Valley View students win NASA challenge
Eighth grade students Natalie Evans, Zoey Stein, Kenda Eder and Alana Flores of Valley View Middle School in Snohomish won a national challenge held by NASA to address modern issues. The challenge called for students to reimagine existing technologies in ways that would improve their communities.
The winning Valley View students designed a face mask that leverages NASA’s Particle Contamination Mitigation Methods to filter harmful pollution from the air. They also created a website for their project. The students are now invited to an awards ceremony June 18 and 19 at the Goddard Space Flight Center in Maryland where they will meet NASA scientists, explore labs and see NASA facilities.
Arlington Garden Club awards $4,000 in scholarships
To celebrate its 85th anniversary, the Arlington Garden Club provided scholarships to two Snohomish-area high school students.
A $2500 scholarship went to Benjamin Dahlberg from Stanwood High School, who will attend Washington State University to study animal science.
Another $1,500 scholarship went to Isabella Scott-Fletcher from Lake Stevens High School, who will be attending Western Washington
In addition, the club donated to the city of Arlington for beautification projects and to the local high schools who have FFA clubs.
Information about the Arlington Garden Club and how to become a member can be found at www.arlingtongardenclub.org.
Community Transit drivers honored
Two Community Transit drivers were honored with the agency’s Million Mile Award for safe driving. The drivers qualified for the distinction by meeting strict National Safety Council guidelines for driving the equivalent of one million and two million miles without a preventable accident.
Million Mile Driver:
Allan Mehau reached one million miles of safe driving and has joined more than 50 drivers at Community Transit who have accomplished this feat. To join the elite group of safe drivers, it can take about 12.5 years of full-time driving without a preventable accident to reach the milestone.
Mehau has nearly 18 years of safe driving under his belt and says it’s important to look at the big picture. “I got this award by staying calm and putting safety first,” he said.
Mehau drives Swift Green Line and as a resident of Mill Creek, he takes pride in driving on a route that runs through his community.
“Swift Green Line is great because it’s quick, predictable and efficient,” Mehau sasid. “It’s really popular among commuters — the word is out.”
One million miles of driving is the equivalent of walking from Everett to Seattle on the Interurban Trail, and back again, more than 20,833 times.
Two Million Mile Driver:
Nicomedes Plantilla, of Everett, was honored for reaching two million miles of safe driving. He’s the ninth driver at the agency to reach this status.
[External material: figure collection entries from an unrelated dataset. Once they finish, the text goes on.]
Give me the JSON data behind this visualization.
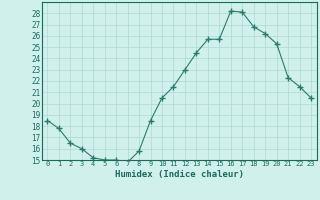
{
  "xlabel": "Humidex (Indice chaleur)",
  "x": [
    0,
    1,
    2,
    3,
    4,
    5,
    6,
    7,
    8,
    9,
    10,
    11,
    12,
    13,
    14,
    15,
    16,
    17,
    18,
    19,
    20,
    21,
    22,
    23
  ],
  "y": [
    18.5,
    17.8,
    16.5,
    16.0,
    15.2,
    15.0,
    15.0,
    14.8,
    15.8,
    18.5,
    20.5,
    21.5,
    23.0,
    24.5,
    25.7,
    25.7,
    28.2,
    28.1,
    26.8,
    26.2,
    25.3,
    22.3,
    21.5,
    20.5
  ],
  "line_color": "#2d7a6a",
  "marker": "+",
  "marker_size": 4,
  "marker_lw": 1.0,
  "bg_color": "#d0f0ec",
  "grid_color_major": "#b0d8d4",
  "grid_color_minor": "#c4e8e4",
  "text_color": "#1a6b5a",
  "ylim": [
    15,
    29
  ],
  "xlim": [
    -0.5,
    23.5
  ],
  "yticks": [
    15,
    16,
    17,
    18,
    19,
    20,
    21,
    22,
    23,
    24,
    25,
    26,
    27,
    28
  ],
  "xtick_labels": [
    "0",
    "1",
    "2",
    "3",
    "4",
    "5",
    "6",
    "7",
    "8",
    "9",
    "10",
    "11",
    "12",
    "13",
    "14",
    "15",
    "16",
    "17",
    "18",
    "19",
    "20",
    "21",
    "22",
    "23"
  ]
}
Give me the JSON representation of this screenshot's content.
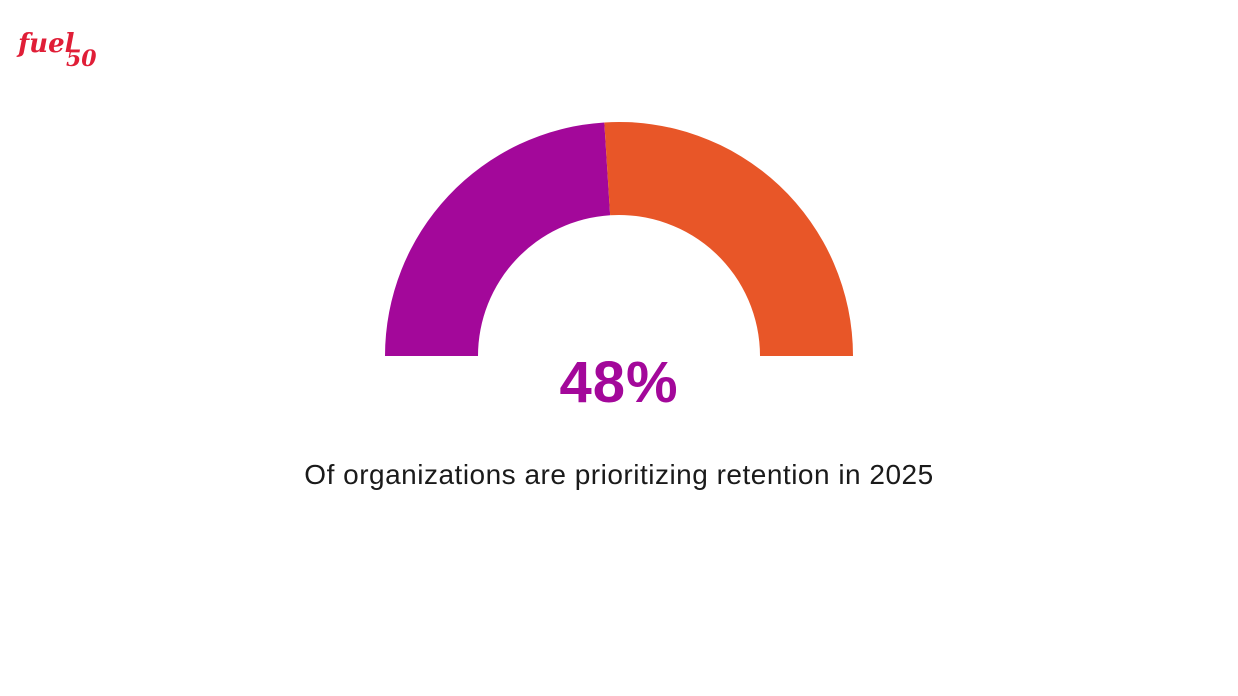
{
  "brand": {
    "logo_text_main": "fuel",
    "logo_text_number": "50",
    "logo_color": "#e01e37"
  },
  "chart_data": {
    "type": "pie",
    "subtype": "half-donut gauge",
    "value_percent": 48,
    "value_label": "48%",
    "caption": "Of organizations are prioritizing retention in 2025",
    "segments": [
      {
        "value": 48,
        "color": "#a3089a"
      },
      {
        "value": 52,
        "color": "#e85628"
      }
    ]
  },
  "colors": {
    "highlight": "#a3089a",
    "remainder": "#e85628",
    "text": "#1a1a1a",
    "background": "#ffffff"
  }
}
After nearly 26 years of safe driving, Plantilla has advice to pass long to newer drivers: “As a bus driver, it’s important to be just as aware and safe as you were in your first years of driving.”
Plantilla drives Route 222. “I especially enjoy this route because it’s along the backroads in Tulalip and I get to provide service to those that need it,” he said.
Driving two million miles is the equivalent of traveling on a bus from Blaineto Jacksonville, Florida, 644 times.
Million Mile Drivers are each presented a jacket, plaque, certificate and a pin, and have their name placed on one of the agency’s buses.
“The Million Mile Awards are among the most significant accomplishments we recognize because it represents safe driving skills,” Community Transit CEO Emmett Heath said. “There is no higher level of customer service than delivering our riders to their destinations safely.”